Investigators are not searching for additional suspects, Kane County Sheriff’s Public Information Officer Patrick Gengler said. Gengler also declined to say whether Torres was the man whom police were questioning. He referred questions about the investigation to the Sleepy Hollow Police Department.
There were no functioning phone numbers publicly listed under Torres’ name or the names of his family members Tuesday evening.
Court documents cite Torres as living in the 900 block of Saratoga Parkway, Sleepy Hollow, where the situation occurred Monday.
Sleepy Hollow Police Chief James Linane has said a suspect entered a home in that area through an unlocked front door before allegedly sexually assaulting and stabbing a 19-year-old woman. The woman’s 17-year-old brother, who came to his sister’s defense, also was stabbed. Both escaped the house and notified neighbors.
After stabbing the teenagers, the suspect fled the home and went into a neighboring house, where he threatened two other people with the knives, Linane said. It was one of at least six scenes police investigated Monday afternoon, Linane said.
Torres had been out on parole since Oct. 19, 2018, after serving time during a prison sentence for throwing a Molotov cocktail into a crowded Algonquin grocery store in 2011, according to the Illinois Department of Corrections.
In 2014, Torres pleaded guilty but mentally ill to attempted aggravated arson. He was sentenced to 15 years in prison in connection with the incident at Joe Caputo and Sons Fruit Market, where Torres formerly was employed.
He was only required to serve 50% of the sentence, however, and received credit for more than two years he’d already spent awaiting trial at the McHenry County Jail on a $2 million bond.
After Torres threw a lit incendiary device, customers – including an off-duty Carpentersville police officer – chased him out of Joe Caputo and Sons Fruit Market and detained him in the parking lot until police arrived, authorities have said. No one was seriously injured.
Torres had been fired from or quit the grocery store about a month before the Aug. 21, 2011, incident, prosecutors said at the time.
Before Torres accepted the plea deal in the 2011 arson case, attorneys had him evaluated by a mental health professional to determine whether he was fit to stand trial.

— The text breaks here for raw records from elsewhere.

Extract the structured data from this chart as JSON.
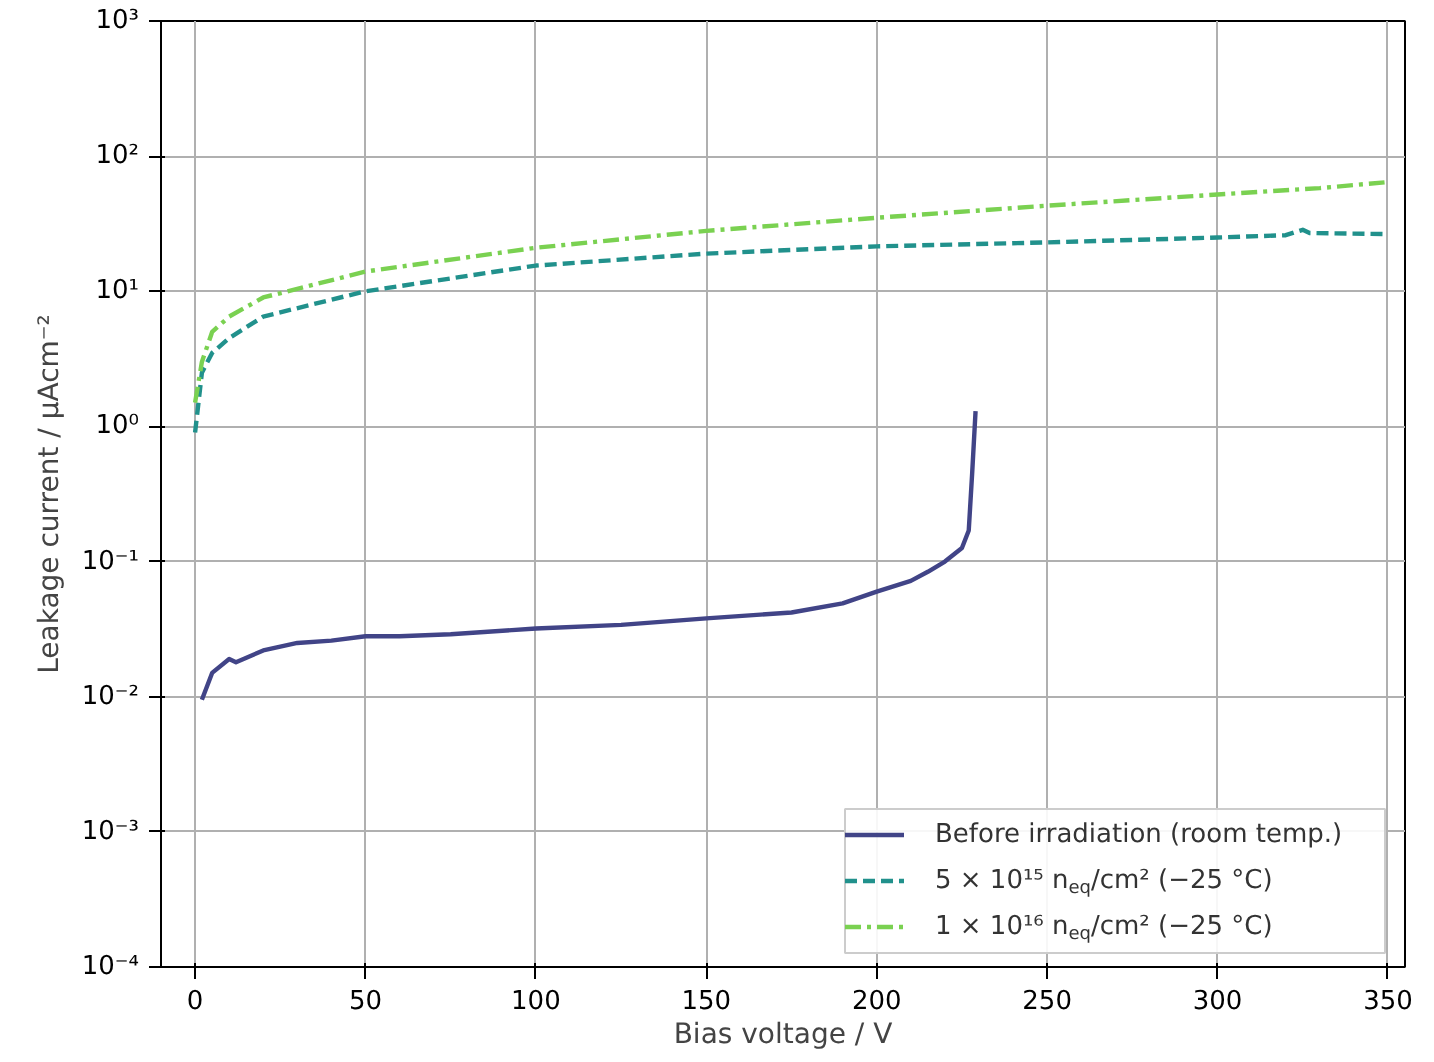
{
  "chart_data": {
    "type": "line",
    "xlabel": "Bias voltage / V",
    "ylabel": "Leakage current / µAcm⁻²",
    "log": "y",
    "grid": true,
    "legend": "bottom right",
    "xlim": [
      -10,
      355
    ],
    "xticks": [
      0,
      50,
      100,
      150,
      200,
      250,
      300,
      350
    ],
    "ylim": [
      0.0001,
      1000
    ],
    "yticks": [
      {
        "value": 0.0001,
        "label": "10⁻⁴"
      },
      {
        "value": 0.001,
        "label": "10⁻³"
      },
      {
        "value": 0.01,
        "label": "10⁻²"
      },
      {
        "value": 0.1,
        "label": "10⁻¹"
      },
      {
        "value": 1,
        "label": "10⁰"
      },
      {
        "value": 10,
        "label": "10¹"
      },
      {
        "value": 100,
        "label": "10²"
      },
      {
        "value": 1000,
        "label": "10³"
      }
    ],
    "series": [
      {
        "name": "Before irradiation (room temp.)",
        "color": "#414487",
        "line_style": "solid",
        "x": [
          2,
          5,
          10,
          12,
          20,
          30,
          40,
          50,
          60,
          75,
          100,
          125,
          150,
          175,
          190,
          200,
          210,
          215,
          220,
          225,
          227,
          228,
          229
        ],
        "values": [
          0.0095,
          0.015,
          0.019,
          0.018,
          0.022,
          0.025,
          0.026,
          0.028,
          0.028,
          0.029,
          0.032,
          0.034,
          0.038,
          0.042,
          0.049,
          0.06,
          0.072,
          0.084,
          0.1,
          0.126,
          0.17,
          0.45,
          1.3
        ]
      },
      {
        "name": "5 × 10¹⁵ n$_{eq}$/cm² (−25 °C)",
        "color": "#21918c",
        "line_style": "dashed",
        "x": [
          0,
          2,
          5,
          10,
          20,
          50,
          100,
          150,
          200,
          250,
          300,
          320,
          325,
          327,
          349
        ],
        "values": [
          0.9,
          2.5,
          3.5,
          4.5,
          6.5,
          10,
          15.5,
          19,
          21.5,
          23,
          25,
          26,
          28.5,
          27,
          26.5
        ]
      },
      {
        "name": "1 × 10¹⁶ n$_{eq}$/cm² (−25 °C)",
        "color": "#7ad151",
        "line_style": "dashdot",
        "x": [
          0,
          2,
          5,
          10,
          20,
          50,
          100,
          150,
          200,
          250,
          300,
          330,
          349
        ],
        "values": [
          1.5,
          3,
          5,
          6.5,
          9,
          14,
          21,
          28,
          35,
          43,
          52,
          58,
          64
        ]
      }
    ]
  }
}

A psychologist’s report found that Torres was mentally ill when he threw the lit glass bottle filled with flammable liquid toward shoppers and store employees.
Prosecutors said at the time that everyone involved agreed Torres acted, in part, because of mental illness. The judge determined, however, that Torres was psychologically competent enough to stand trial.
William Bligh, Torres’ special public defender in the 2011 case, asked for funds to have Torres evaluated by a second psychologist, and the judge granted that request.
The case was continued several times for a status on the new evaluation. Attorneys ultimately agreed to stipulate to the findings of the original mental health evaluation, and Torres accepted the state’s plea deal. He served his sentence at Jacksonville Correctional Center, although it wasn’t immediately clear if he received mental health treatment during his stay.
When a person is sentenced to prison, they are first taken to an Illinois Department of Corrections “receiving center,” before a decision is made in regard to their placement.
Receiving centers have their own screening procedures, which can include mental health evaluations, Jacksonville Correctional Center Warden Randy Plunk said.
Plunk said he did not have access to files that would show whether Torres received mental health treatment at the prison.